In a demonstration of the fact that Georgia could be abandoned by its chief ally, President Bush warmly embraced Mr Putin at the opening ceremony of the Olympic Games in Beijing on Friday.
With the West apparently unwilling to participate in a proxy war with Russia at a time when relations with Moscow are already highly strained, Georgia now faces potential isolation in its conflict with its giant neighbour.
It seems to me Matt Yglesias is asking the right question:
So if I’m in the Georgian government and I see that by far the largest and most powerful NATO country wants us to be a member — wants to extend an Article V security guarantee to us even though they are well aware that this will infuriate Russia and that we have ongoing disputes with Russia over Abkhazia and South Ossetia — then maybe I reason that if our ongoing disputes with Russia over Abkhazia or South Ossetia heat up, that the U.S. will be willing to intervene. After all, if the U.S. isn’t willing to intervene on our behalf in case of a heated up conflict with Russia, then why is the U.S. eager to support our bid for NATO membership?

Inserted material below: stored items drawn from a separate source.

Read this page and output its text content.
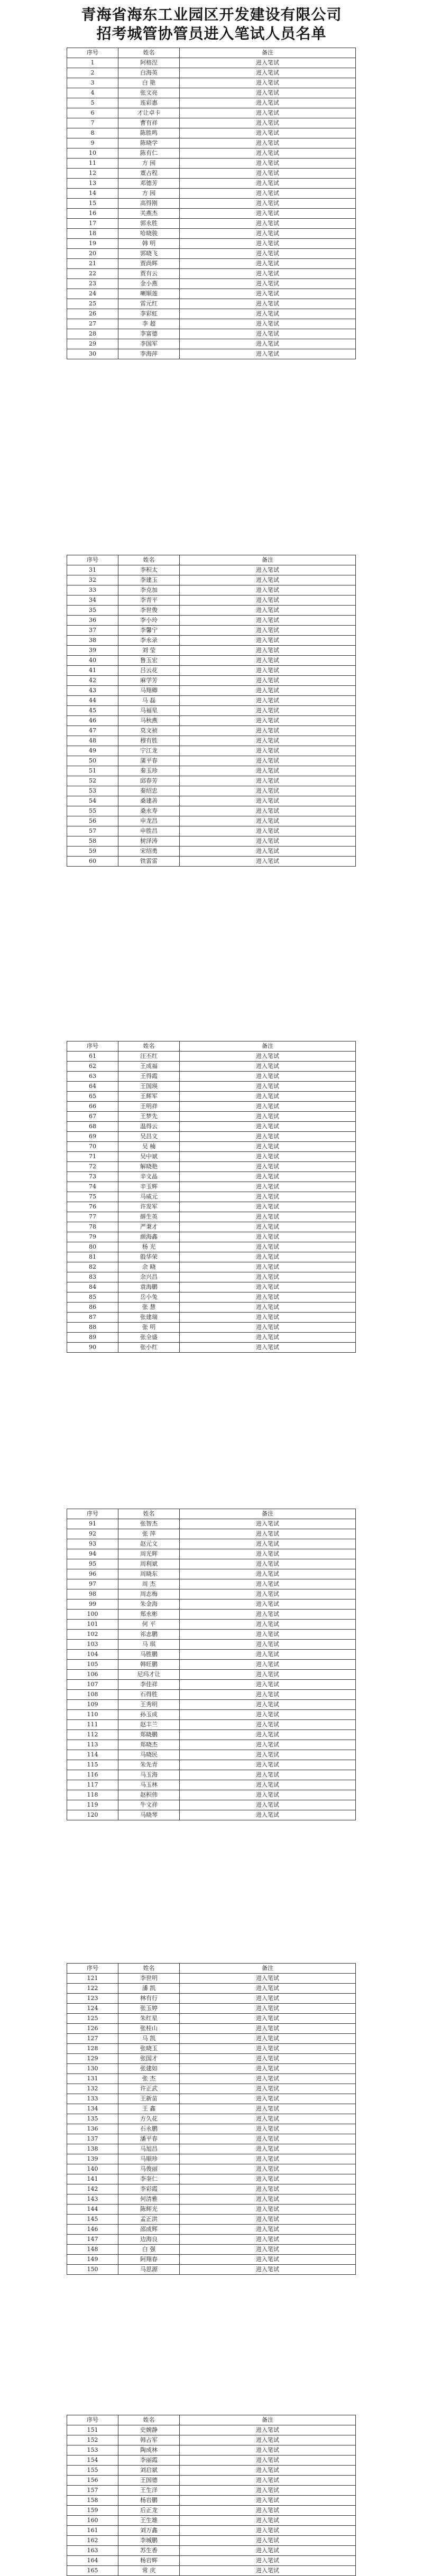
青海省海东工业园区开发建设有限公司
招考城管协管员进入笔试人员名单
序号	姓名	备注
1	阿格涅	进入笔试
2	白海英	进入笔试
3	白 艳	进入笔试
4	张文亮	进入笔试
5	连彩惠	进入笔试
6	才让卓卡	进入笔试
7	曹有祥	进入笔试
8	陈胜鸣	进入笔试
9	陈晓学	进入笔试
10	陈有仁	进入笔试
11	方 园	进入笔试
12	董占程	进入笔试
13	邓德芳	进入笔试
14	方 园	进入笔试
15	高得刚	进入笔试
16	关燕杰	进入笔试
17	郭永胜	进入笔试
18	哈晓骏	进入笔试
19	韩 明	进入笔试
20	郭晓飞	进入笔试
21	贾尚辉	进入笔试
22	贾有云	进入笔试
23	金小燕	进入笔试
24	喇顺莲	进入笔试
25	雷元红	进入笔试
26	李彩虹	进入笔试
27	李 超	进入笔试
28	李富德	进入笔试
29	李国军	进入笔试
30	李海萍	进入笔试
序号	姓名	备注
31	李积太	进入笔试
32	李建玉	进入笔试
33	李克加	进入笔试
34	李青平	进入笔试
35	李世俊	进入笔试
36	李小玲	进入笔试
37	李馨宁	进入笔试
38	李永录	进入笔试
39	刘 莹	进入笔试
40	鲁玉宏	进入笔试
41	吕云花	进入笔试
42	麻学芳	进入笔试
43	马翔卿	进入笔试
44	马 磊	进入笔试
45	马福星	进入笔试
46	马秋燕	进入笔试
47	莫文祯	进入笔试
48	穆有胜	进入笔试
49	宁江龙	进入笔试
50	蒲平春	进入笔试
51	秦玉珍	进入笔试
52	邱春芳	进入笔试
53	秦绍忠	进入笔试
54	桑建善	进入笔试
55	桑永寿	进入笔试
56	申龙昌	进入笔试
57	申胜昌	进入笔试
58	树泽涛	进入笔试
59	宋绍勇	进入笔试
60	铁雷雷	进入笔试
序号	姓名	备注
61	汪丕红	进入笔试
62	王成福	进入笔试
63	王得霞	进入笔试
64	王国瑛	进入笔试
65	王辉军	进入笔试
66	王明祥	进入笔试
67	王梦先	进入笔试
68	温得云	进入笔试
69	吴昌文	进入笔试
70	吴 楠	进入笔试
71	吴中斌	进入笔试
72	解晓艳	进入笔试
73	辛文晶	进入笔试
74	辛玉辉	进入笔试
75	马威元	进入笔试
76	许发军	进入笔试
77	薛生英	进入笔试
78	严秉才	进入笔试
79	颜海鑫	进入笔试
80	杨 光	进入笔试
81	殷华荣	进入笔试
82	余 晓	进入笔试
83	余兴昌	进入笔试
84	袁海鹏	进入笔试
85	岳小兔	进入笔试
86	张 慧	进入笔试
87	张建瑞	进入笔试
88	张 明	进入笔试
89	张全盛	进入笔试
90	张小红	进入笔试
序号	姓名	备注
91	张智杰	进入笔试
92	张 萍	进入笔试
93	赵元文	进入笔试
94	周光辉	进入笔试
95	周利斌	进入笔试
96	周晓东	进入笔试
97	周 杰	进入笔试
98	周志梅	进入笔试
99	朱金海	进入笔试
100	郑永彬	进入笔试
101	何 平	进入笔试
102	祁志鹏	进入笔试
103	马 琪	进入笔试
104	马胜鹏	进入笔试
105	韩旺鹏	进入笔试
106	尼玛才让	进入笔试
107	李佳祥	进入笔试
108	石得胜	进入笔试
109	王秀明	进入笔试
110	孙玉成	进入笔试
111	赵丰兰	进入笔试
112	郑晓鹏	进入笔试
113	郑晓杰	进入笔试
114	马晓民	进入笔试
115	朱先青	进入笔试
116	马玉海	进入笔试
117	马玉林	进入笔试
118	赵积伟	进入笔试
119	牛文祥	进入笔试
120	马晓琴	进入笔试
序号	姓名	备注
121	李世明	进入笔试
122	潘 凯	进入笔试
123	林有行	进入笔试
124	张玉婷	进入笔试
125	朱红星	进入笔试
126	张桂山	进入笔试
127	马 凯	进入笔试
128	张晓玉	进入笔试
129	张国才	进入笔试
130	张建如	进入笔试
131	张 杰	进入笔试
132	许正武	进入笔试
133	王新苗	进入笔试
134	王 鑫	进入笔试
135	方久花	进入笔试
136	石永鹏	进入笔试
137	潘平春	进入笔试
138	马旭昌	进入笔试
139	马顺珍	进入笔试
140	马俊丽	进入笔试
141	李奎仁	进入笔试
142	李彩霞	进入笔试
143	何清雅	进入笔试
144	陈辉光	进入笔试
145	孟正洪	进入笔试
146	邵成辉	进入笔试
147	边海良	进入笔试
148	白 强	进入笔试
149	阿翔春	进入笔试
150	马思源	进入笔试
序号	姓名	备注
151	史婉静	进入笔试
152	韩占军	进入笔试
153	陶成林	进入笔试
154	李丽霞	进入笔试
155	刘启斌	进入笔试
156	王国德	进入笔试
157	王生洋	进入笔试
158	杨岩鹏	进入笔试
159	后正龙	进入笔试
160	王生雄	进入笔试
161	刘万鑫	进入笔试
162	李城鹏	进入笔试
163	苏生香	进入笔试
164	杨岩辉	进入笔试
165	常 庆	进入笔试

Now of course it turns out that the U.S. — quite properly — has no particular desire to intervene on Georgia’s behalf in their quest to regain control over their breakaway provinces. But given that we don’t want to back Georgia in these situations, then why were we so eager to support Georgia’s bid for NATO membership? John McCain’s top campaign officials on national security issues, Randy Scheunemann, actually worked as a lobbyist for the Georgian government so that’s his excuse for not thinking this through more thoroughly. But how about everyone else?
The answer, of course, was provided the other day by Daniel Larison. Georgia is just a pawn in our game:
There is a basic problem with having all these satellites whose interests we are supposed to protect. U.S. interests will often require our government to raise the hopes of small nations, only to dash them when our real priorities conflict with lending support to them. At the same time, to the extent that our government takes these obligations to numerous satellites seriously it requires compromising or limiting our ability to pursue policies in the American interest.
Saakashvili thought he was a player in the game, when really he was just the ball. In fact, because of our possible behind the scenes antics, not only may we have falsely emboldened the foolish leader of Georgia, we may be responsible for a large part of the perception of him in Russia:
Second, if Russia really is entering Georgia in force, it’s about to become a different sort of game altogether. Russia has no reason to do that unless it’s gunning for regime change. Attacking Gori is right at the bleeding edge of plausible self-defense; Gori is near the border, and has been the forward base for Georgian operations in South Ossetia. But going beyond Gori, landing forces on the Georgian coast, or attacking in force out of Abkhazia, would be something else again.
There are undoubtedly plenty of people in Moscow who’d like to try. Russia’s leaders view Saakashvili as obnoxious and dangerous: for American readers, it’s sort of like how conservative Republicans feel about Fidel Castro. You know how, for fifty years now, a certain minority of Americans have entertained fantasies about landing in Havana and slamming that sonofabitch up against the wall? Like that. Except the Russians have the power to actually do it.
At any rate, if you have any up to date news or links, post it in the comments. Right now, it appears that the Russians are still pretty much copying the Bush administration of DWTFTW, and they will stop when they are finished. Meanwhile, we don’t have much we can do about it, other than a laughable UN resolution. Again, I am not familiar with this region or the politics and just trying to piece together a picture of what is going on from what few blogs and news sources there are out there that are reliable and functioning as more than a propaganda organ for either the Russians, the Georgians, or Americans with their own agendas. If any of this stuff is way off base or inaccurate, let me know.